Indeed, the first issue of Touch and Go was just 14 pages. They distributed the 100 copies (Xeroxed covertly at Tesco’s place of employment) to local haunts like record store Flat, Black & Circular. Even though Vee now wonders to whom they might have speaking, that first issue nonetheless exhibited an acerbic wit in dissecting the things they disdained and a well reasoned passion for the music they loved. But as recollected by such peers as Ian MacKaye and (editor) Steve Miller, by issue two, which featured the Avengers’ Penelope Houston on the cover, they were already finding their audience at home and elsewhere. In those pre-internet days, the T&G guys’ dissemination of the records going largely ignored by the music industry and public at large was invaluable. Like the inroads being made by touring bands like Black Flag and REM, Touch and Go helped connect the pockets of discerning ears across the country. In turn, bands they championed like the Misfits and 999 eventually made their way to Lansing.
Bazillion Points has done the world the great service of collecting Touch and Go’s entire four-year, 23-issue run in a handsome paperback. The zine eventually expanded from its ininital 14-page format to include other writers and interviews, and even ended up printing color covers towards the end. Through it all, Vee and Stimson never wavered from their irascible bent, and now it’s been preserved in these 570-odd pages. Though rendered with DIY technique, T&G never applied the kind of dogmatic blinders of, say, Maximumrocknroll, instead never hesitating to sing the praises of any band they found boundary pushing and/or simply appealing. (U2’s Boy gets a thumbs-up.) They also had a penchant for a little bathroom humor, which seems extreme by today’s PC punk standards, but somehow also incredibly cheeky.

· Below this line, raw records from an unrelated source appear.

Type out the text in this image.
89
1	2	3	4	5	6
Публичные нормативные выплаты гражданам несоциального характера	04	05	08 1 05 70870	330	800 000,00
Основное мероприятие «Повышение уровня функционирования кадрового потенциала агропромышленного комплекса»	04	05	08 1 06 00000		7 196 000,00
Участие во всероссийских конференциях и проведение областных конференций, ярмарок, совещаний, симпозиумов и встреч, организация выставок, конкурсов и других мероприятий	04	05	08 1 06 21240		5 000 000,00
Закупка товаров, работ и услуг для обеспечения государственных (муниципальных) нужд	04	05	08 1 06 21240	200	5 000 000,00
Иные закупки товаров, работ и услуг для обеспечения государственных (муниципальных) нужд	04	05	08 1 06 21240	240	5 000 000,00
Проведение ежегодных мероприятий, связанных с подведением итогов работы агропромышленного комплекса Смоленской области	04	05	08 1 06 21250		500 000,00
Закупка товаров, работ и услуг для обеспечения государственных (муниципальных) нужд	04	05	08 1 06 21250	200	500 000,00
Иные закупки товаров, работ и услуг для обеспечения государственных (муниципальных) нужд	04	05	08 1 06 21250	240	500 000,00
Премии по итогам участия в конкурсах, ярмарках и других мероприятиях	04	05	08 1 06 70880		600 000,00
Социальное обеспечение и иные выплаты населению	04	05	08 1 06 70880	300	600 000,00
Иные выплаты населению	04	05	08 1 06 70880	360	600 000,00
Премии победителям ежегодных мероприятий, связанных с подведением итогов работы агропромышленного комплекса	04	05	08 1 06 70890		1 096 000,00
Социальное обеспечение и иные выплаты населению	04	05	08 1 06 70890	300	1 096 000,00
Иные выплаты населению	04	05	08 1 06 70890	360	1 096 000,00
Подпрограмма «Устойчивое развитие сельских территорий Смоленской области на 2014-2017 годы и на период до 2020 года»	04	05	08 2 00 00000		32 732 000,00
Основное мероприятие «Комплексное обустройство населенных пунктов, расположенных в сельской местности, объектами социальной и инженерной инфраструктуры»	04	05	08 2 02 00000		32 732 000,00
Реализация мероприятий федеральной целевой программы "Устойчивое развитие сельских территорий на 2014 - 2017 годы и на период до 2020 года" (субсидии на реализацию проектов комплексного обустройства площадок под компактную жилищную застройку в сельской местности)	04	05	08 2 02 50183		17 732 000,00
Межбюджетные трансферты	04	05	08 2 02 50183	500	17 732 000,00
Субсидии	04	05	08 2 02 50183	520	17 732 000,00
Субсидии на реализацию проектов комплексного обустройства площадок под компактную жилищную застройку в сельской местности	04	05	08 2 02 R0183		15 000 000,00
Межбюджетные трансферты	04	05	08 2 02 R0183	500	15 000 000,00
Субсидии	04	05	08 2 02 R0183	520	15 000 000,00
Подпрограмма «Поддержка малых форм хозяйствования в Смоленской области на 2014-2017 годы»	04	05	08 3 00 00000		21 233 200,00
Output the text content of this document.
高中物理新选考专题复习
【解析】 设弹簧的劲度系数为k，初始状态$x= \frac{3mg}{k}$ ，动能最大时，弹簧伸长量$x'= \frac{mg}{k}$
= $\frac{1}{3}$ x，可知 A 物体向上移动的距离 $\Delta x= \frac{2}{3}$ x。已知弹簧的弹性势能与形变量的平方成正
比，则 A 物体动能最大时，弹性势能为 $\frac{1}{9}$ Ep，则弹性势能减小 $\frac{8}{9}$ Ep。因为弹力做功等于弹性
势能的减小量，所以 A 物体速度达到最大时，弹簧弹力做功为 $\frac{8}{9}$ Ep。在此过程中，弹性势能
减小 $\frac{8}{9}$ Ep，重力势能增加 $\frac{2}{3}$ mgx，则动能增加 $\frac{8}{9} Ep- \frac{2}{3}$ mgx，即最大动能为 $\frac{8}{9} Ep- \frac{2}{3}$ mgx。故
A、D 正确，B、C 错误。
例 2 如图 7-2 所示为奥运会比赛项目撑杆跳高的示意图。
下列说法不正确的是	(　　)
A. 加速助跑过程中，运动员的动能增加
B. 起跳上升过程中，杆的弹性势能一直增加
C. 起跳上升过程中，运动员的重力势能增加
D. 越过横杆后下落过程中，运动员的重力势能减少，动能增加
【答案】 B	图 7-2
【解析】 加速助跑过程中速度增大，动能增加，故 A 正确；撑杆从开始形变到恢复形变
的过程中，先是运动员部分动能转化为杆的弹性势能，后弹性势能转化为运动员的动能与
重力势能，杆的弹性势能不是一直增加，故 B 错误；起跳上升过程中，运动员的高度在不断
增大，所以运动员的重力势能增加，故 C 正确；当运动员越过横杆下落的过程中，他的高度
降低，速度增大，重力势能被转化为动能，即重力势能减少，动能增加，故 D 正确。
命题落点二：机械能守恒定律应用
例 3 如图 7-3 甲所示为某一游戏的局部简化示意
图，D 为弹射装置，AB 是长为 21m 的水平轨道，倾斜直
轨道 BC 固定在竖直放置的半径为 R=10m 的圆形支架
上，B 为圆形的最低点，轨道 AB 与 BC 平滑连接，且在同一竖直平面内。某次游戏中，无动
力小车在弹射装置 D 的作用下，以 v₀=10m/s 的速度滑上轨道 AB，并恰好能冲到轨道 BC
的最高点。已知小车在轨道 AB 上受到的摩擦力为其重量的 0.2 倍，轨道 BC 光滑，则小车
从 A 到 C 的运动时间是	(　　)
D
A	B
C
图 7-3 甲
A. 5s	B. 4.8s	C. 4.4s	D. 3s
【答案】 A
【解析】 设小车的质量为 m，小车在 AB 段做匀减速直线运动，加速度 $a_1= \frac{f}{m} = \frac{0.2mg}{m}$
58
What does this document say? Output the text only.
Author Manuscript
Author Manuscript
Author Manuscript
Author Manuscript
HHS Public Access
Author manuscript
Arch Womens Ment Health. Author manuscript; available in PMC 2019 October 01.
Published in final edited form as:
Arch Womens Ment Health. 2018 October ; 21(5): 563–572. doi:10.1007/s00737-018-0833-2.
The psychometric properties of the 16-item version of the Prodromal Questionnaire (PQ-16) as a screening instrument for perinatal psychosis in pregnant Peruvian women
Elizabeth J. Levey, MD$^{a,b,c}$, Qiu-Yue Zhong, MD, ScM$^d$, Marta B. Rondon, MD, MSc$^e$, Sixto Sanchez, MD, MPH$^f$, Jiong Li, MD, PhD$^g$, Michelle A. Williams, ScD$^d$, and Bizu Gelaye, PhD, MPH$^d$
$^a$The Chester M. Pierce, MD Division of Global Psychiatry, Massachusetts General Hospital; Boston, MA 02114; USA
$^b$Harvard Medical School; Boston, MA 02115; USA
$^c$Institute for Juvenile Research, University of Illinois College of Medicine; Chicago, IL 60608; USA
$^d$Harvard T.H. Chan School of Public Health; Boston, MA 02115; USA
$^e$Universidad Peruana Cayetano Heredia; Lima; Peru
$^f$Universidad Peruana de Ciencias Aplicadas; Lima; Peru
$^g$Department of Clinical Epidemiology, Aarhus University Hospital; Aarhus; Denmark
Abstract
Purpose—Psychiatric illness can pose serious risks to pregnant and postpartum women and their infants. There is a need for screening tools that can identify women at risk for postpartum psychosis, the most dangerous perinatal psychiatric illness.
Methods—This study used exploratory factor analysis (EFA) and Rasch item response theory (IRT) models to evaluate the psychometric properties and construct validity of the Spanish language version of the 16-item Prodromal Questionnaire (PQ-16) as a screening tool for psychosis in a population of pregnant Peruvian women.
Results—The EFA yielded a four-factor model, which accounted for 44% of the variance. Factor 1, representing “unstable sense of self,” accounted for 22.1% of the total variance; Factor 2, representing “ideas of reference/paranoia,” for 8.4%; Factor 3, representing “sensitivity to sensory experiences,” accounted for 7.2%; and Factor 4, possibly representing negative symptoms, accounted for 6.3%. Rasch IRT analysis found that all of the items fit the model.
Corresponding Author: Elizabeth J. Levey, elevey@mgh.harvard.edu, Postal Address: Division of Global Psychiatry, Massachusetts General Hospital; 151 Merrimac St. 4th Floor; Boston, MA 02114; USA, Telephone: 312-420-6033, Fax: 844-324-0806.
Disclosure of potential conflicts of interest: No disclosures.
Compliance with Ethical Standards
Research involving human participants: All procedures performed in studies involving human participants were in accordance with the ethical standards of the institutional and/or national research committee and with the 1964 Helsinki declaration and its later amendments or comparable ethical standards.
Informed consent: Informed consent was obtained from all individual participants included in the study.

Anyway, Tesco eventually moved to DC where he started the Meatmen while also putting out Touch and Go’s last four issues. Before he left, though, he had started the Touch and Go record label with the Necros’ Corey Rusk, who would run the company for more than 25 years after Vee eventually left it in his capable hands. While the legacy of of the label, which scaled back its operations dramatically last year, has overshadowed the zine, for the four years of its existence, Touch and Go was the documentation of all that mattered in music, uninfluenced by anything other than its publishers’ own inclinations.